Um conceito metodológico ainda é observado, porém não tão rígido e engessado. Como propõe Delleuze e Guattari, a esquizoanálise se torna eficaz justamente na quebra do paradigma linguístico onde o interventor não apenas associa os termos visuais e culturais à tecnologia mas também externaliza subjetividades.
Tomou-se a recuperação de aspectos particulares de cada edifício o ponto de partida para salvaguardar as singularidades de cada etapa de intervenção. Não privara, o todo, de uma coerência contextual, conseguindo, por conceito, recontar a história do conjunto enquanto sua materialidade histórica tornando possível reconhecer uma matriz quase literária, tanto ideológica quanto social. O que a Lina nos diz com o projeto é que mesmo baseando-se em intervenções isoladas – edifício a edifício -, as interações sociais são mantidas no nível de espontaneidade assim como ocorreu na concepção original do espaço, ou seja, edifício por edifício.
O resultado almejado só é conseguido com algumas práticas elucubradas de imersão, marca registrada de Lina, e que justifica plenamente suas intenções e materializações. Ela se afunda no labirinto das ladeiras, não obstinada a achar a saída, parece querer se perder entre os becos e ali ficar.
A ponte conceitual: Lina-Lelé-Nervi
Transpondo a ótica conceitual – a esse tempo vencida com facilidade por Lina -, passa a valer o caráter material da intervenção. A materialização do conceito. Para tal tarefa Lina evoca para ajuda-la João Filgueiras Lima (Lelé), o qual, era sabido, desenvolvera aclamados conceitos e métodos de produção de estruturas pré-fabricadas. Com citações as técnicas de Nervi – técnicas-chave na utilização de argamassa armada -  o convite é deferido e aceito de imediato por Lelé
Lina propõe a comunhão entre projeto arquitetônico e projeto estrutural e via com bons olhos a possibilidade da construção modular sistematizada e de padrões repetitivos. Pretendia, com o emprego das técnicas modulares, baixar o custo das obras e domar a estima da especulação imobiliária, manter os moradores no local e permitir a sustentação e o desenvolvimento de novas práticas subsidiárias dos mesmos.
Quanto às práticas projetuais que mesclavam arquitetura e estrutura Lina disse:“… A estrutura de um edifício é elevada ao nível da poesia, como parte da estética. Não há nenhuma diferença. Um arquiteto deve projetar a estrutura como projeta arquitetura, no sentido doméstico da palavra.”Quanto a tipificação das intervenções, afirmava ela, desse modo, fazer a manutenção de uma identidade contextual: “o padrão é a lei basilar da natureza.

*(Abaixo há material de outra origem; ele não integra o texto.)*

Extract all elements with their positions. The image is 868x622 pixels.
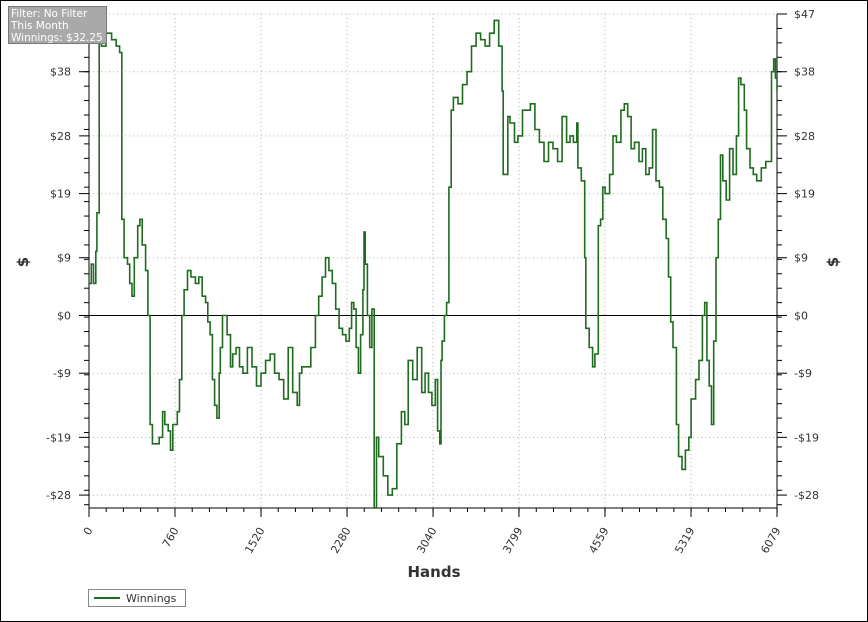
y-tick-label-left: -$9 — [53, 367, 71, 380]
axes — [79, 13, 787, 517]
y-tick-label-left: $9 — [57, 252, 71, 265]
y-tick-label-right: $9 — [794, 252, 808, 265]
x-tick-label: 4559 — [586, 525, 611, 556]
winnings-total-label: Winnings: $32.25 — [11, 32, 103, 44]
y-axis-title-left: $ — [14, 257, 32, 267]
y-axis-title-right: $ — [824, 257, 842, 267]
y-tick-label-right: $19 — [794, 188, 815, 201]
filter-label: Filter: No Filter — [11, 8, 88, 20]
y-tick-label-left: $0 — [57, 309, 71, 322]
x-tick-label: 760 — [160, 525, 182, 550]
x-axis-title: Hands — [407, 563, 460, 581]
legend-swatch-winnings — [94, 597, 120, 599]
series-line-winnings — [89, 19, 778, 509]
x-tick-label: 3040 — [414, 525, 439, 556]
y-tick-label-right: $0 — [794, 309, 808, 322]
y-tick-label-left: $28 — [50, 130, 71, 143]
y-tick-label-left: -$28 — [46, 489, 71, 502]
x-tick-label: 2280 — [328, 525, 353, 556]
y-tick-label-right: -$19 — [794, 431, 819, 444]
grid — [89, 13, 777, 508]
x-tick-label: 5319 — [672, 525, 697, 556]
y-tick-label-left: $38 — [50, 66, 71, 79]
y-tick-label-right: $47 — [794, 8, 815, 21]
filter-info-box: Filter: No Filter This Month Winnings: $… — [8, 6, 107, 44]
series-layer — [89, 19, 778, 509]
tick-labels: $47$47$38$38$28$28$19$19$9$9$0$0-$9-$9-$… — [46, 8, 819, 556]
legend: Winnings — [88, 589, 186, 607]
legend-label-winnings: Winnings — [126, 591, 177, 605]
y-tick-label-right: -$9 — [794, 367, 812, 380]
y-tick-label-left: $19 — [50, 188, 71, 201]
x-tick-label: 1520 — [242, 525, 267, 556]
y-tick-label-right: $38 — [794, 66, 815, 79]
y-tick-label-left: -$19 — [46, 431, 71, 444]
y-tick-label-right: $28 — [794, 130, 815, 143]
x-tick-label: 3799 — [500, 525, 525, 556]
x-tick-label: 0 — [81, 525, 96, 538]
y-tick-label-right: -$28 — [794, 489, 819, 502]
x-tick-label: 6079 — [758, 525, 783, 556]
period-label: This Month — [11, 20, 69, 32]
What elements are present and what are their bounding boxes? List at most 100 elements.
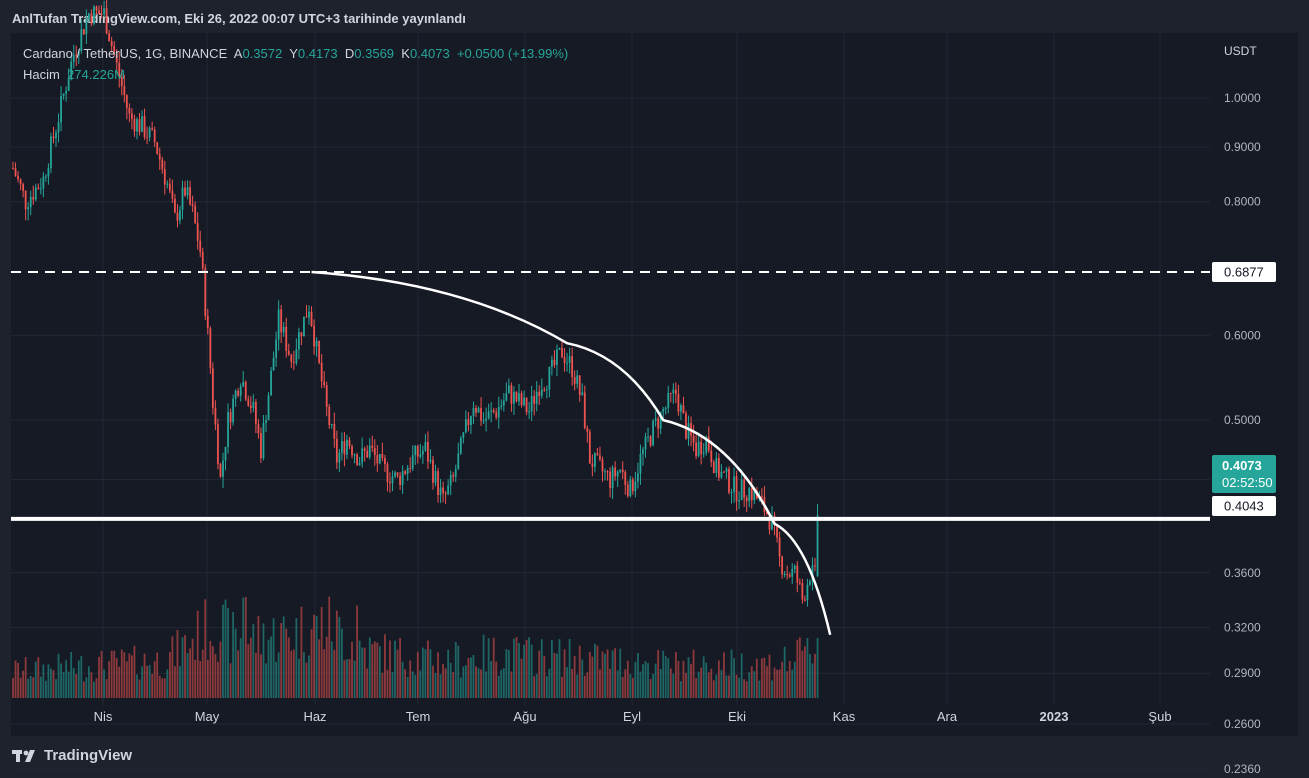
candle-body: [687, 423, 690, 439]
candle-body: [401, 471, 404, 485]
volume-bar: [249, 637, 252, 698]
volume-bar: [335, 610, 338, 698]
volume-bar: [659, 669, 662, 698]
candle-body: [166, 183, 169, 185]
price-axis[interactable]: USDT1.00000.90000.80000.60000.50000.4400…: [1224, 44, 1261, 776]
candle-body: [42, 176, 45, 189]
tradingview-logo[interactable]: TradingView: [12, 747, 132, 764]
candle-body: [419, 454, 422, 457]
volume-bar: [310, 629, 313, 698]
candle-body: [19, 179, 22, 185]
volume-bar: [738, 677, 741, 698]
candle-body: [358, 462, 361, 465]
candle-body: [242, 381, 245, 387]
time-tick-label: Eki: [728, 709, 746, 724]
volume-bar: [535, 673, 538, 698]
volume-bar: [396, 649, 399, 698]
candle-body: [619, 469, 622, 472]
volume-bar: [662, 650, 665, 698]
volume-bar: [497, 675, 500, 698]
candle-body: [472, 407, 475, 417]
volume-bar: [581, 659, 584, 698]
low-value: 0.3569: [354, 46, 395, 61]
change-value: +0.0500 (+13.99%): [456, 46, 569, 61]
volume-bar: [543, 655, 546, 698]
volume-bar: [176, 630, 179, 698]
candle-body: [389, 481, 391, 484]
volume-bar: [414, 674, 417, 698]
volume-bar: [796, 639, 799, 698]
candle-body: [538, 391, 541, 396]
volume-bar: [42, 664, 45, 698]
volume-bar: [287, 637, 290, 698]
candle-body: [586, 428, 589, 432]
candle-body: [75, 54, 78, 56]
candle-body: [788, 574, 791, 577]
volume-bar: [323, 649, 326, 698]
volume-bar: [793, 661, 796, 698]
candle-body: [386, 464, 389, 482]
volume-bar: [391, 671, 394, 698]
volume-bar: [368, 637, 371, 698]
volume-bar: [427, 640, 429, 698]
volume-bar: [712, 680, 715, 698]
volume-bar: [373, 641, 376, 698]
volume-bar: [760, 658, 763, 698]
candle-body: [227, 412, 229, 447]
volume-bar: [77, 660, 80, 698]
candle-body: [338, 452, 341, 463]
candle-body: [487, 411, 490, 419]
volume-bar: [90, 672, 93, 698]
volume-bar: [115, 658, 118, 698]
candle-body: [449, 475, 452, 486]
candle-body: [146, 137, 148, 139]
candle-body: [566, 362, 568, 364]
volume-bar: [27, 678, 30, 698]
volume-bar: [642, 664, 644, 698]
volume-bar: [229, 663, 232, 698]
candle-body: [697, 441, 700, 457]
candle-body: [318, 340, 321, 363]
volume-bar: [300, 606, 303, 698]
price-tick-label: 0.2600: [1224, 717, 1261, 731]
candle-body: [745, 497, 748, 502]
candle-body: [454, 469, 457, 477]
volume-bar: [260, 654, 262, 698]
candle-body: [783, 574, 786, 576]
volume-bar: [730, 649, 733, 698]
candle-body: [118, 62, 121, 78]
candle-body: [29, 196, 32, 208]
volume-bar: [272, 618, 275, 698]
price-tick-label: 0.8000: [1224, 195, 1261, 209]
volume-bar: [723, 652, 725, 698]
candle-body: [505, 393, 508, 401]
volume-bar: [786, 671, 789, 698]
candle-body: [626, 484, 629, 497]
volume-bar: [348, 659, 351, 698]
candle-body: [62, 93, 65, 96]
candle-body: [270, 370, 272, 396]
candle-body: [672, 389, 675, 394]
candle-body: [776, 524, 778, 538]
candle-body: [191, 204, 194, 206]
volume-bar: [573, 655, 576, 698]
candle-body: [110, 41, 113, 46]
candle-body: [335, 438, 338, 463]
time-tick-label: Kas: [833, 709, 856, 724]
candle-body: [277, 309, 280, 340]
volume-bar: [262, 623, 265, 698]
volume-bar: [477, 668, 480, 698]
candle-body: [616, 471, 619, 477]
volume-bar: [664, 656, 667, 698]
candle-body: [131, 113, 133, 119]
volume-bar: [148, 664, 151, 698]
candle-body: [611, 467, 614, 489]
candle-body: [174, 198, 176, 213]
volume-bar: [257, 615, 260, 698]
volume-bar: [351, 641, 353, 698]
volume-bar: [325, 636, 328, 698]
time-axis[interactable]: Nis May Haz Tem Ağu Eyl Eki Kas Ara 2023 Şub: [94, 709, 1172, 724]
volume-bar: [490, 660, 493, 698]
candle-body: [667, 392, 670, 408]
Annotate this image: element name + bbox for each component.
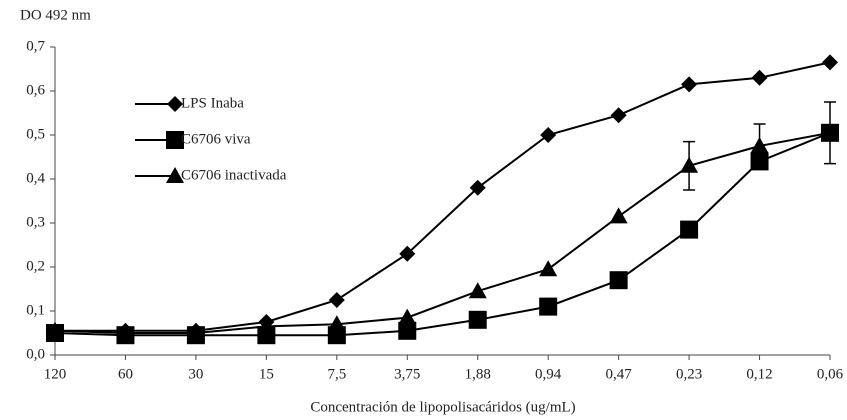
- diamond-marker: [469, 179, 486, 196]
- x-tick-label: 3,75: [394, 366, 420, 382]
- square-marker: [680, 220, 699, 239]
- y-tick-label: 0,4: [26, 170, 45, 186]
- diamond-marker: [399, 245, 416, 262]
- y-tick-label: 0,2: [26, 258, 45, 274]
- x-tick-label: 30: [188, 366, 203, 382]
- triangle-marker: [398, 308, 417, 325]
- legend-marker: [166, 131, 184, 149]
- triangle-marker: [468, 282, 487, 299]
- square-marker: [468, 310, 487, 329]
- diamond-marker: [751, 69, 768, 86]
- x-tick-label: 7,5: [327, 366, 346, 382]
- diamond-marker: [822, 54, 838, 71]
- triangle-marker: [186, 324, 205, 340]
- legend-label: C6706 viva: [181, 131, 251, 147]
- triangle-marker: [539, 260, 558, 277]
- square-marker: [398, 321, 417, 340]
- x-tick-label: 60: [118, 366, 133, 382]
- legend-label: C6706 inactivada: [181, 167, 287, 183]
- y-tick-label: 0,0: [26, 346, 45, 362]
- triangle-marker: [821, 123, 839, 140]
- y-tick-label: 0,5: [26, 126, 45, 142]
- x-tick-label: 0,94: [535, 366, 562, 382]
- y-tick-label: 0,7: [26, 38, 45, 54]
- triangle-marker: [327, 315, 346, 332]
- triangle-marker: [680, 156, 699, 173]
- square-marker: [609, 271, 628, 290]
- x-tick-label: 0,23: [676, 366, 702, 382]
- triangle-marker: [609, 207, 628, 224]
- y-tick-label: 0,6: [26, 82, 45, 98]
- legend-marker: [166, 167, 184, 183]
- x-tick-label: 0,47: [606, 366, 633, 382]
- triangle-marker: [116, 324, 135, 340]
- y-tick-label: 0,1: [26, 302, 45, 318]
- diamond-marker: [540, 127, 557, 143]
- x-axis-title: Concentración de lipopolisacáridos (ug/m…: [310, 399, 575, 415]
- triangle-marker: [257, 317, 276, 334]
- x-tick-label: 120: [44, 366, 67, 382]
- square-marker: [539, 297, 558, 316]
- x-tick-label: 0,06: [817, 366, 844, 382]
- triangle-marker: [750, 137, 769, 153]
- y-tick-label: 0,3: [26, 214, 45, 230]
- diamond-marker: [328, 292, 345, 308]
- triangle-marker: [46, 321, 64, 338]
- diamond-marker: [610, 107, 627, 124]
- x-tick-label: 1,88: [465, 366, 491, 382]
- x-tick-label: 0,12: [746, 366, 772, 382]
- legend-label: LPS Inaba: [181, 95, 244, 111]
- diamond-marker: [681, 76, 698, 93]
- series-line: [54, 131, 831, 337]
- y-axis-title: DO 492 nm: [20, 7, 91, 23]
- series-line: [55, 61, 831, 332]
- x-tick-label: 15: [259, 366, 274, 382]
- legend-marker: [167, 96, 183, 112]
- series-line: [54, 131, 831, 334]
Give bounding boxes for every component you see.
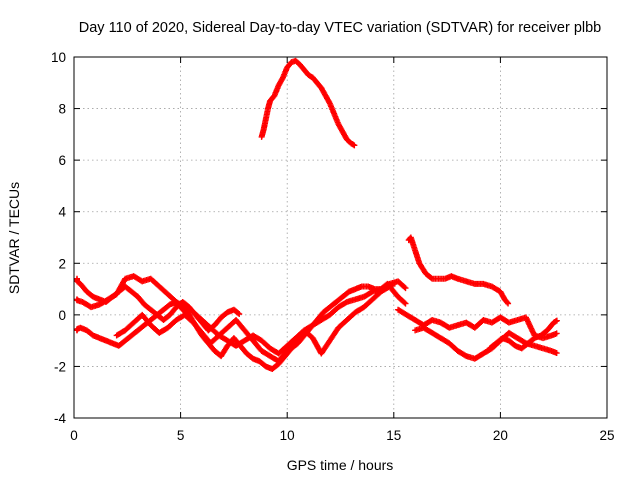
x-tick-label: 15 bbox=[386, 428, 401, 443]
data-point bbox=[236, 310, 243, 317]
data-point bbox=[401, 299, 408, 306]
plot-frame bbox=[73, 56, 608, 419]
data-point bbox=[505, 300, 512, 307]
series-arc-a bbox=[74, 280, 396, 373]
y-tick-label: 8 bbox=[58, 102, 66, 117]
x-tick-label: 20 bbox=[493, 428, 508, 443]
y-tick-label: 6 bbox=[58, 153, 66, 168]
data-point bbox=[504, 299, 511, 306]
series-arc-e bbox=[405, 234, 512, 307]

Não aceitar o ‘standard’ significa assumir uma posição de soberba, um individualismo fictício que não tem nada a ver com a ‘personalidade’, a marca sagrada existente em cada indivíduo e que não depende do ‘standard”.
Outra importante fala de Lina diz respeito ao peso que dava às questões sociais considerando sua arquitetura de posse daquele que a ocupa, numa quase utopia social chega a eximir a arquitetura de seu valor artístico: “… Vejo a arquitetura como serviço coletivo e como poesia. Alguma coisa que nada tem a ver com arte.”.
A criticidade do restauro
Lina entendia o restauro como um aprimoramento do valor histórico. Abstém-se da nostalgia, saudosismo e romantismo na hora de avaliar as ruínas e consegue defrontar o sítio parcialmente destruído sem idealizar uma recomposição ripristina. “A palavra restauração lembra, em geral, as tristes restaurações. (…) Em geral, a restauração é a restituição a um estado primitivo de tempo, de lugar, de estilo. Depois da Carta de Veneza, de 1965, as coisas melhoraram, mas aquele marco de ranço de uma obra restaurada sempre continua. É muito difícil não perceber ou sentir isso entrando num restauro. O que estamos procurando (…) é justamente um marco moderno (…). Esse sistema de pré-moldados, perfeitamente distinto da parte histórica, é denunciado pela sua estrutura e pelo tempo atual”. (Lina, Revista Projeto 1987)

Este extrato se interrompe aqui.